ABC’s $2.76 million advertising binge

    November 4, 2014

 

The ABC spent $2.76 million on advertising in the 12 months to June 30.
The ABC spent $2.76 million on advertising in the 12 months to June 30. Photo: Peter Braig

 

The ABC has increased the amount it spends on advertising by 40 per cent as its total marketing budget swells to more than $11 million.

The national broadcaster – which criticised government funding cuts in its annual report – spent $2.76 million on advertising in the 12 months to June 30, up from $1.98 million the year before.

The spending comes as the ABC steps up self-promotion on social media and invests in other mobile and online services in an effort to make its content more relevant to a modern audience.

The tactic has paid off. The ABC News Facebook page is the second fastest growing of any Australian media organisation, with 882,687 ‘fans’.

Media buyers have attributed the broadcaster’s rapid growth on Facebook to paid advertising, since Facebook has changed its algorithm to stop organisations cluttering users’ personal pages with promotional messages.

The increase in advertising spend comes as the broadcaster seeks to rein in expenditure in other areas, after the federal government cut its overall budget earlier this year.

“The Board was disappointed that, contrary to pre-election statements made by the Prime Minister, the 2014–15 Budget, handed down in May, included a 1 per cent reduction in the corporation’s base funding,” the board noted in the broadcaster’s annual report.

“Together, the announced cuts will amount to a budget reduction of $120 million over the next four years.”

The ABC’s spending on market research and promotion, which includes advertising, rose 16.6 per cent to $11.63 million in the 12 months to June 30. Its promotion spend increased 15.7 per cent to $3.3 million.

An ABC spokesman said the marketing budget fluctuated significantly each year, falling 6 per cent in 2012-13 and plunging 18 per cent in 2011-12.

He said increase in advertising in the past financial year, particularly on digital platforms, ensured audiences found the ABC’s “strong, distinctive, Australian content”.

“Where possible, we leverage our existing  audiences on our own platforms, but like all corporations,  we also need to find new audiences to keep evolving and growing,” the spokesman said.

“From a marketing perspective, we look for the most efficient way to target the appropriate audience for specific content and select relevant media based on that. It is often digital, as we can be quite targeted.”

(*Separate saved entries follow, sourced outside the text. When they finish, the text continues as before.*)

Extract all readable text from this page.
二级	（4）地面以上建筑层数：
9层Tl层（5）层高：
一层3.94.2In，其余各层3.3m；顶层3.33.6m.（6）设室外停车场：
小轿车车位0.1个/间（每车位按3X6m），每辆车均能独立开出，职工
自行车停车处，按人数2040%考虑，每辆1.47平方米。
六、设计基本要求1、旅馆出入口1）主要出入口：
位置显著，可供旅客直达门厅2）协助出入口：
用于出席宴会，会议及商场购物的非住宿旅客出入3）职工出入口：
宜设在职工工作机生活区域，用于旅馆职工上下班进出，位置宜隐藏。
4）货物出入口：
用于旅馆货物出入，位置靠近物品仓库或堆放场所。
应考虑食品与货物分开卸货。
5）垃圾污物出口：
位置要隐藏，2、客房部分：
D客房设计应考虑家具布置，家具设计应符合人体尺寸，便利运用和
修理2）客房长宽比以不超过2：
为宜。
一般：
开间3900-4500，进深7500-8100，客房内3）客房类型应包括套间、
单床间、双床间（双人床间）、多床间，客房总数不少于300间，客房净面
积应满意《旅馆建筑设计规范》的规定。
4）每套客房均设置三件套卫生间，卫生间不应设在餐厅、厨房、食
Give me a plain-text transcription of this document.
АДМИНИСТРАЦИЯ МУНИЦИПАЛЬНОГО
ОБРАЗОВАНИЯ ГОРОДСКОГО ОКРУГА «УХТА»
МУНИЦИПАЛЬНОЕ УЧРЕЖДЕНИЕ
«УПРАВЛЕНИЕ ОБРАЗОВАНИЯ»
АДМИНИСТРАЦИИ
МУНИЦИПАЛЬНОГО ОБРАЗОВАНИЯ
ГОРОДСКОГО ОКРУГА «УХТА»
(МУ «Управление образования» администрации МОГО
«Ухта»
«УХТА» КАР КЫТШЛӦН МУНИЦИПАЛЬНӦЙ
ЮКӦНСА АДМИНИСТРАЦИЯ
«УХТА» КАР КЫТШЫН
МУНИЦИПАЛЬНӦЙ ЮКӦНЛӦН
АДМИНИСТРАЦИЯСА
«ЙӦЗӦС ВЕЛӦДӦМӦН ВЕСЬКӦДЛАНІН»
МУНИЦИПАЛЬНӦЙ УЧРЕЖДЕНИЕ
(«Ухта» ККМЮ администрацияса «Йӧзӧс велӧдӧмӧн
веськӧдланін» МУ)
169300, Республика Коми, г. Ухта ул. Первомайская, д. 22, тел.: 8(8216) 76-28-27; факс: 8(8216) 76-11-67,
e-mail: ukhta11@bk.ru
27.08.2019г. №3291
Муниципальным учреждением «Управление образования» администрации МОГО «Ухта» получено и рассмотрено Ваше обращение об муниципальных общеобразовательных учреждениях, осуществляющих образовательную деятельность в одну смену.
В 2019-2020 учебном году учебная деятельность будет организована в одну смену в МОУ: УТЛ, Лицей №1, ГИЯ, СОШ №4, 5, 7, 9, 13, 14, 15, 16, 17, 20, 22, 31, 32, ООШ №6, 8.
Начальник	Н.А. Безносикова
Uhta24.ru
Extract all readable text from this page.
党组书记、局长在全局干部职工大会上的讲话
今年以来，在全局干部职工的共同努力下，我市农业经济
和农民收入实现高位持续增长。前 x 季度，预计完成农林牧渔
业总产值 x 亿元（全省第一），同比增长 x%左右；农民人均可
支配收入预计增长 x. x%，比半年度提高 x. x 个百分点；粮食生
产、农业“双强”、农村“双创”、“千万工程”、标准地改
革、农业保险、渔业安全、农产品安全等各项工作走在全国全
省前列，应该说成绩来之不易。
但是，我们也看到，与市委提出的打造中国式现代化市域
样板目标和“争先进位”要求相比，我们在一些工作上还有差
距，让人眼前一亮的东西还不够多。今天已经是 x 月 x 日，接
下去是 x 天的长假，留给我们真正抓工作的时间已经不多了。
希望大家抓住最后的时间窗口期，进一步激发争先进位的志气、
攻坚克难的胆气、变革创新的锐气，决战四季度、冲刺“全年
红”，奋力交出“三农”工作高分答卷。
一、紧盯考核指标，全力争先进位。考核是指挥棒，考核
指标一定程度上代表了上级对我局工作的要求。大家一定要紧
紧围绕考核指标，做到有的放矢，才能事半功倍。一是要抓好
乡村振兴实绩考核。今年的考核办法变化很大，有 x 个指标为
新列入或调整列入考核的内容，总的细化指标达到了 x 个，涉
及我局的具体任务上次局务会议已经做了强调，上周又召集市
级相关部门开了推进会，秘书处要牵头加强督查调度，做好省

About $60 million worth of “back office” savings were identified at the ABC in an efficiency report, which Mr Turnbull commissioned earlier this year.

Mr Turnbull wrote in a blog last month that the government’s cuts to the broadcaster would not threaten programming.

“The savings sought from the ABC are not of a scale that will require reductions in program expenditure,” Mr Turnbull wrote.

“The ABC may choose to cut programming rather than tackle back-office and administrative costs – but that’s the ABC’s call.

“There are spending cuts across government and the public broadcasters cannot reasonably expect to be exempt. All government agencies have a duty to ensure that taxpayers’ money is used as efficiently as possible.”

But ABC managing director Mark Scott – whose reportable remuneration rose from $805,392 a year to $823,613 – says there is no “magic formula” for cutting costs with affecting content.

And the board, headed by James Spigelman, was adamant that the ABC “provides value for money to the Australian community”.

“The full suite of services—radio, television and digital, both domestic and international—costs roughly $120 per household per year,” the board noted in its annual report.

“This compares to a cost of $300 per household for the basic pay-TV package—even after that was cut in half just before this [annual] report went to press—2.5 times more.”